The embellishments can change, however, and that’s crucial in this environment. In fact, the company places a top priority on surface design, or printing.

“It’s all about surface design. We see it as almost fungible, and because we built it into how we architected our system, it’s very extensible, very flexible for us to go from one unit to 10 units, or go to a different pattern, or go to a different size,” explained Myers. “A lot of companies that have tried to think about this, they tried to do it from using robotics, which is not an easy thing. That has to be reprogrammed every single time.”

Repetitively stamping an image on a T-shirt is one thing. But applying a variety of colors and patterns, without switching lines to accommodate different fabrics or reprogramming the machinery, is another.

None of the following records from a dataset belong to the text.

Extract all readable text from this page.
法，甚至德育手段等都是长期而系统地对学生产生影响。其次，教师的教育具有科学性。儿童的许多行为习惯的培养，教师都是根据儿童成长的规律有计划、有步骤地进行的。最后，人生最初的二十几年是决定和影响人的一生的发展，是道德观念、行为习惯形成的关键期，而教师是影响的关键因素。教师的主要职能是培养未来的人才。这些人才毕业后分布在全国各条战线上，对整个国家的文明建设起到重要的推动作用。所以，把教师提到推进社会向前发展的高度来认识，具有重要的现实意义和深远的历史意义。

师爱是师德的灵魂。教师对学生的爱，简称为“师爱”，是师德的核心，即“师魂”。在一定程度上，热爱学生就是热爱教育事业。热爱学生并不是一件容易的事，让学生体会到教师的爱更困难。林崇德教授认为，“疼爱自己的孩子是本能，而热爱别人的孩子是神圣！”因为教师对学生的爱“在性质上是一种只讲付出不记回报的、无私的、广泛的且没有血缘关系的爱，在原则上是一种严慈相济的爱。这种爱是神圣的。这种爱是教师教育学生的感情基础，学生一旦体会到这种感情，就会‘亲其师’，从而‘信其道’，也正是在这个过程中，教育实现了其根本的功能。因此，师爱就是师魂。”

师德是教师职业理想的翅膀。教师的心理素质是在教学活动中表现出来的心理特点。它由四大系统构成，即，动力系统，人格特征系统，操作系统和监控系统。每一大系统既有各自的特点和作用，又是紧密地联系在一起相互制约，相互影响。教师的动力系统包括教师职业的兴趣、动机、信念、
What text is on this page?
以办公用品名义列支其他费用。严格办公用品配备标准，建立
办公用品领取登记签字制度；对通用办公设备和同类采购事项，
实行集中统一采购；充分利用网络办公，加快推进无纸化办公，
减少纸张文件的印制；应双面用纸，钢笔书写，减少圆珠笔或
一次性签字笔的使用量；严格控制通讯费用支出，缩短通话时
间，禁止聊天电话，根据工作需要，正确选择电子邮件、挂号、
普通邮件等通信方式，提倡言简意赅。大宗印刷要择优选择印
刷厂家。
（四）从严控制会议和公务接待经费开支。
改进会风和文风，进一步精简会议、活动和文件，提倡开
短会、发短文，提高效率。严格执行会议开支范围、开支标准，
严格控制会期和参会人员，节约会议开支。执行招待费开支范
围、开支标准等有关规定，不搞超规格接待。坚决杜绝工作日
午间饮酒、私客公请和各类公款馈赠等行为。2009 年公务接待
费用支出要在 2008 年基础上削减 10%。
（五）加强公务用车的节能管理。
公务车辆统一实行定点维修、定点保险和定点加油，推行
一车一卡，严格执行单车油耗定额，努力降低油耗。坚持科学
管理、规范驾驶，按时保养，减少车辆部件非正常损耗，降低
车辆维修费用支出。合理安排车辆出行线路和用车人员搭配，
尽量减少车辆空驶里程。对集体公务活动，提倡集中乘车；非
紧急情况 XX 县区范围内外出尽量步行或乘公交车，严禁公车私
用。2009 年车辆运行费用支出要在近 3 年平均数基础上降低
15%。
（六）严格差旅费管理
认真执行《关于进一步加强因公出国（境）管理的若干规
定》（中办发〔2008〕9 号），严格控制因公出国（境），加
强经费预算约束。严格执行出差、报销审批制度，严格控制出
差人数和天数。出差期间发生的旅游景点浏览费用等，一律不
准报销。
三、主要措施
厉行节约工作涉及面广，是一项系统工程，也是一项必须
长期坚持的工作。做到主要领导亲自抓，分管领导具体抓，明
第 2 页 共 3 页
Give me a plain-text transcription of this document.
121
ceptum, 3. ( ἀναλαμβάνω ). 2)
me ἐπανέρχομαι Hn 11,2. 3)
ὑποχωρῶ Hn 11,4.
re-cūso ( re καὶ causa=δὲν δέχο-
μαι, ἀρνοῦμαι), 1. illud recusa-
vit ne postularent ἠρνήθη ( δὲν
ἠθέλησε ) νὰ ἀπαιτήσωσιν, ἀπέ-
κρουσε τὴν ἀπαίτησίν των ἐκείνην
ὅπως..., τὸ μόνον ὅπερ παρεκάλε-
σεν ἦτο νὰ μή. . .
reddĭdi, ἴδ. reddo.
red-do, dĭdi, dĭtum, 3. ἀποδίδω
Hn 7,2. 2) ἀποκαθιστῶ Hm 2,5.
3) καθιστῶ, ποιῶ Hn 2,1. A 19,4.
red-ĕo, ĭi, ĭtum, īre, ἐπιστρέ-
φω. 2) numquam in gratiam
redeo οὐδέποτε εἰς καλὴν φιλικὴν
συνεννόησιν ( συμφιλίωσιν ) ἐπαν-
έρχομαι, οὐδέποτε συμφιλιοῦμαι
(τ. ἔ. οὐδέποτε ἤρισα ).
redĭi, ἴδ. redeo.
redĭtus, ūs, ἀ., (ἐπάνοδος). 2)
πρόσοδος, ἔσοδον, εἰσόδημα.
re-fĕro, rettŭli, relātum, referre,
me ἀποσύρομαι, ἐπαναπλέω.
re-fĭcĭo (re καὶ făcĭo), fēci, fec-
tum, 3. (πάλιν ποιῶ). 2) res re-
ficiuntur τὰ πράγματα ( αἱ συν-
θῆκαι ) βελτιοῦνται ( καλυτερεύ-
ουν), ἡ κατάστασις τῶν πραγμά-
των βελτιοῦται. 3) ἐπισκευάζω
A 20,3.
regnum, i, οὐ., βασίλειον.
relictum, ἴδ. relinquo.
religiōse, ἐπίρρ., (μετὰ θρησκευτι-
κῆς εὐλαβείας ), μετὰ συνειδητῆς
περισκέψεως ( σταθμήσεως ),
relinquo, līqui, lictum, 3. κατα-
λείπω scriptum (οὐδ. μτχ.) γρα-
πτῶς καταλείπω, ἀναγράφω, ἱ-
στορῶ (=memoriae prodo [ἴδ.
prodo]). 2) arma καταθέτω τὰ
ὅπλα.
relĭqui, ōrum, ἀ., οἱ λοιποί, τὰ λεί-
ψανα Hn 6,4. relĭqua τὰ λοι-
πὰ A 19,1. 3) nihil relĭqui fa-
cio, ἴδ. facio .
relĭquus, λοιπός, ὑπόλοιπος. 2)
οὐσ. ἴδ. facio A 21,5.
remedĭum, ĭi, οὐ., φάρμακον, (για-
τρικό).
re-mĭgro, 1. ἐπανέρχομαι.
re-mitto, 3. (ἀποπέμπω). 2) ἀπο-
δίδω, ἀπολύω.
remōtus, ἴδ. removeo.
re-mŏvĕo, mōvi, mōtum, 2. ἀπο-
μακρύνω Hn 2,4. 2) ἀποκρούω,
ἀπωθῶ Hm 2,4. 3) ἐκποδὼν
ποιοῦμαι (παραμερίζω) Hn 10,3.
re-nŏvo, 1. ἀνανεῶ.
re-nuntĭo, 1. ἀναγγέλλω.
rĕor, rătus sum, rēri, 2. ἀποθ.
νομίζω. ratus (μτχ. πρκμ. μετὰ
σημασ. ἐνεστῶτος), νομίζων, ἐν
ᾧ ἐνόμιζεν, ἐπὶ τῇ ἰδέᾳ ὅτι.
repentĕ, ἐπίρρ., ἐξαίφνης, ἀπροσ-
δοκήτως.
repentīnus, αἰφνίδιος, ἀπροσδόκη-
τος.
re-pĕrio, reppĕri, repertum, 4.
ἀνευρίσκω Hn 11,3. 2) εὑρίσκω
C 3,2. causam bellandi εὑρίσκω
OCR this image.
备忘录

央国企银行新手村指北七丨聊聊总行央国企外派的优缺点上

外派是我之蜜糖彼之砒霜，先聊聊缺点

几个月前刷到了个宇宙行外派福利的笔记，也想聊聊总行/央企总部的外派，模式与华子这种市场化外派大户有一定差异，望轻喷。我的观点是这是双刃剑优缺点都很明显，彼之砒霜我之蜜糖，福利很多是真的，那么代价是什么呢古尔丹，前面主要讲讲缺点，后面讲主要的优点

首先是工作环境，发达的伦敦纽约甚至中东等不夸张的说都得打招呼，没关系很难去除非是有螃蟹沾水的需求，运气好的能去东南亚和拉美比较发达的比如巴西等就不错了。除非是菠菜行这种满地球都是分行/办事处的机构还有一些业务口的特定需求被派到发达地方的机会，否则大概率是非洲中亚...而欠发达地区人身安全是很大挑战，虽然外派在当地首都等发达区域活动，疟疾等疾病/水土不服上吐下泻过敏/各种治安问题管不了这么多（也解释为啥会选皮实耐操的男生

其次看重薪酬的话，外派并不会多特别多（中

For the SXSW activation, CreateMe collaborated with Alan Gonzalez of “Project Runway Redemption” on a Tweety Bird-inspired bomber jacket. The entire process, from design to production to its appearance at the festival, took less than 10 days, according to the company. The six jackets it brought to give away apparently set off a frenzy, with mobs of attendees trying to claim one.

The Way You’re Making Clothes Is

The front view of the Tweety Bird bomber jacket, designed by Alan Gonzalez and produced by CreateMe for the Warner Bros. activation at SXSW.
Adriana Lee

Beyond the factory floor, the process culminates at the point of purchase with CreateMe Live’s self-contained kiosks. As the experiential or consumer-facing part of the equation, the terminals — which look like larger, souped-up vending machines — can customize printing on the spot.

The company has a raft of patents in the works, and it’s even working on its own polymer compound. But even as it navigates all the development for its myriad technologies, hoping to drive smarter production of physical fashion, it can’t help but see a role for itself in the digital world, too.

“The kiosk will have QR codes,” said Myers. “Picture the use case: Generation Z has a lot of NFTs now. They will be able to walk up, scan it and get their one-to-one.”